Now Is the Hour
- Po atarau
- E moea iho nei.......
- Now is the hour,
- when we must say goodbye......
It first became known in 1913 when it was published by W.H.Paling and Co as a piano-variations piece in Australia, called Swiss Cradle Song and credited to an Australian, Clement Scott. The piece consisted of eight variations to the main 16-bar theme. Palings sold 130,000 copies of Swiss Cradle Song.
Māori words were added around 1915 and the tune was slightly changed. It became known as Po Atarau and was used a farewell to Māori soldiers going to the First World War. This has led some people to believe it was a traditional Māori folk-song. One claim attributes the first words to two Māori groups of sheep shearers, the Grace and Awatere families, of Tuparoa.
In 1920 Maewa Kaihau wrote an opening verse in English as "This is the hour.." for her daughter who had become attached to a member of a visiting royal party, who was shortly to leave. She also modified the Po Atarau tune and added another Māori translation. When it became popular, Maewa Kaihau claimed the words and tune as her own work, but then Palings asserted their copyright for the tune. Nevertheless Maewa Kaihau's words were copyrighted in 1928. However Dick Grace has since claimed the words as the work of his family. In 1935 Kaihau modified the Po Atarau version again to become the Haere Ra Waltz Song, which was performed as the last waltz at dances and farewells.

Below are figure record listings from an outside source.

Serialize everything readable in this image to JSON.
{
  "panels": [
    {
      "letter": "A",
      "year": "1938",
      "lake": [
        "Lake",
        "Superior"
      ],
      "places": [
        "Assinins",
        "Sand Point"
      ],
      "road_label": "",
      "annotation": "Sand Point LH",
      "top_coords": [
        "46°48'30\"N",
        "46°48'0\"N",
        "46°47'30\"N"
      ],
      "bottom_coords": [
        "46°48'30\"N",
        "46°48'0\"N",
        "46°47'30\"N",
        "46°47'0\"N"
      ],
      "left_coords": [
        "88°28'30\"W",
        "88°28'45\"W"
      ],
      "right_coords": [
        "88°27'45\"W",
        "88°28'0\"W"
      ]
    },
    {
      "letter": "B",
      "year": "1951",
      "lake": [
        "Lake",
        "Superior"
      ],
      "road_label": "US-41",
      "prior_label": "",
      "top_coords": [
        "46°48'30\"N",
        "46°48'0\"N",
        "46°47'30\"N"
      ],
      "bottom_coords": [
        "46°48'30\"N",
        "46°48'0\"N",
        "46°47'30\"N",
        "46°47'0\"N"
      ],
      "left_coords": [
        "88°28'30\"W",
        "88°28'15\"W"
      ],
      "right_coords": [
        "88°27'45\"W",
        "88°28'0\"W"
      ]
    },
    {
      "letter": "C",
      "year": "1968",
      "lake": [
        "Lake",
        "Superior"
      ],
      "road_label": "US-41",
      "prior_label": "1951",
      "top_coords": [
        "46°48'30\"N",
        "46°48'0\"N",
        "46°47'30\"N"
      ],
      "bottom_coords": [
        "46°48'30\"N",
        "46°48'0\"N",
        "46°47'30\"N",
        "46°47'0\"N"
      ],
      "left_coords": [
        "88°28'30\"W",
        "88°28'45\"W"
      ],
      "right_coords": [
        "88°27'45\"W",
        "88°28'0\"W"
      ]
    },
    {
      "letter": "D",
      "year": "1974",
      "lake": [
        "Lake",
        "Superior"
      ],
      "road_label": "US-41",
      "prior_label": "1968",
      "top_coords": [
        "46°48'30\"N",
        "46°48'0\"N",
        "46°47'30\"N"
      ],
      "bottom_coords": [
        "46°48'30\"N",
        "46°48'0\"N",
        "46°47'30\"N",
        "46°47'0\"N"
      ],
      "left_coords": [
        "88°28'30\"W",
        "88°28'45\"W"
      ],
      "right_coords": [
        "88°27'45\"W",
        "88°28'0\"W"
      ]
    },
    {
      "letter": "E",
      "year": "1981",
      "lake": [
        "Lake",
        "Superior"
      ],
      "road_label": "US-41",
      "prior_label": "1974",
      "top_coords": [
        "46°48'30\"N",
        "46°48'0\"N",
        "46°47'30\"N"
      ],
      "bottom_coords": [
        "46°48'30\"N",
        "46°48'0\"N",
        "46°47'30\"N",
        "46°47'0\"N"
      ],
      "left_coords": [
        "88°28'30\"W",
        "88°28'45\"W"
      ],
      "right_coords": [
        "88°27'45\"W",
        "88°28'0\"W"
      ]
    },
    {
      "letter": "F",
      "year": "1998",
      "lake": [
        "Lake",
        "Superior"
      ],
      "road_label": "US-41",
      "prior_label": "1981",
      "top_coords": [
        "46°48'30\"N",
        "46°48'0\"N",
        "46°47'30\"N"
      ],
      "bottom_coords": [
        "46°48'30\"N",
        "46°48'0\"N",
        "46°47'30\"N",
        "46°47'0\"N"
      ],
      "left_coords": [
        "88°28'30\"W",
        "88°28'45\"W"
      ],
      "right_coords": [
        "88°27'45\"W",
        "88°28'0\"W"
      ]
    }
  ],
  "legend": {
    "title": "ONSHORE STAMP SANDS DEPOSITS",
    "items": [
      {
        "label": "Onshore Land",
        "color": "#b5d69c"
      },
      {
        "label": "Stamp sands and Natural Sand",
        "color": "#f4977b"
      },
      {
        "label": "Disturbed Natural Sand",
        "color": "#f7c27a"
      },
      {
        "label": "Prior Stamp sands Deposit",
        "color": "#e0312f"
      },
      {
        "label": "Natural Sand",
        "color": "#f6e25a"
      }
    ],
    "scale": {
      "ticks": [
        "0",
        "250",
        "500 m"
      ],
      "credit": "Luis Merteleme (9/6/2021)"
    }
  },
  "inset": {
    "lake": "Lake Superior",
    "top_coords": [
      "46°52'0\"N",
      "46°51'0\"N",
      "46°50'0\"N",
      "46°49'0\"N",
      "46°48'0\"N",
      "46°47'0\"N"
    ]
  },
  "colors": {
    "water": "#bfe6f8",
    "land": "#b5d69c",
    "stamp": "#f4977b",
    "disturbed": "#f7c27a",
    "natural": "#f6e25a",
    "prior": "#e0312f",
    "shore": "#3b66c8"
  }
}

The song was first recorded by Ana Hato in 1927 with minor variations in the lyrics. English singer, Gracie Fields, learnt Haere Ra on a visit to New Zealand in 1945 in Rotorua. While travelling in her car, her driver taught her a version of it and it became a world-wide hit in 1948. Fields' manager, Dorothy Stewart, is credited with amending to the opening line to Now is the Hour, and with adding another verse. Other recordings of the song were made by Bing Crosby, Frank Sinatra, Eddy Howard, Kate Smith, and Gale Storm. Hayley Westenra, a soprano from New Zealand, sang the song at the closing of the 2011 Rugby World Cup.
The identity of Clement Scott has also been subject to debate. In 1948, a widow claimed that her husband, Albert Saunders, an employee of Palings, used the pseudonym, 'Clement Scott', and had written the Swiss Cradle Song in 1906. She said he had sold the tune to Palings. The manager, however, of Palings was still living and denied this, saying that Clement Scott was still alive. The matter is one of some confusion and contention; see the article on English drama critic Clement Scott.